Architect  Foster + Partners, GGLO, Atelier Dreiseitl

The Seattle Civic Square is a proposed 520-foot (160 m) tall, 43-story skyscraper in Seattle, Washington, that was approved by the city in 2009. The original building plan included space for retail, offices, and residences, as well as a 30,000-square-foot (2,800 m2) public plaza.

Map of Seattle Civic Square, Seattle, WA 98104, USA

The site has been vacant since the previous structure, the Public Safety Building, was demolished in 2005. The Civic Square project was put on hold during the Great Recession of 2007–2008 as the developers search for financing or a tenant.

In late 2015 Mayor Ed Murray announced he would not renew the contract with Triad Development after an employee of Triad's was accused of coercing Seattle City Council candidate Jonathan Grant into settling a lawsuit with the Tenants Union of Washington over the renewal of the project's construction permit. A different group of displaced tenants filed a suit against the city and Triad, alleging special treatment from the city for the project; the suit was settled in October 2015, with Triad paying $5.5 million into a housing affordability fund if the project is built. Touchstone Development was granted Triad's interest in the project in March 2016, and began searching for possible tenants and financing.

In May 2016, it was announced by Mayor Ed Murray announced that Touchstone would not continue developing the project, having failed to secure financing and tenants within the 60-day deadline.

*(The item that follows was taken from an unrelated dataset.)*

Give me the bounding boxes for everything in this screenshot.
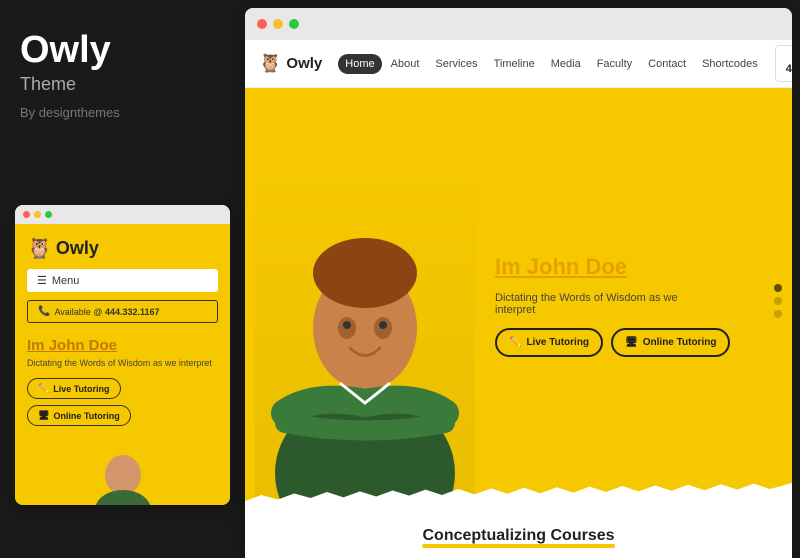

On October 28, Mayor Murray announced that Bosa Development would take over the contract and develop the building, paying into a equitable development fund and affordable housing. The project would be subject to design approval and could begin construction as early as 2018. Under the new deal, Bosa would pay $16 million to build a new condominium tower (with a new design) on the property, and contribute $5.7 million to an affordable housing fund.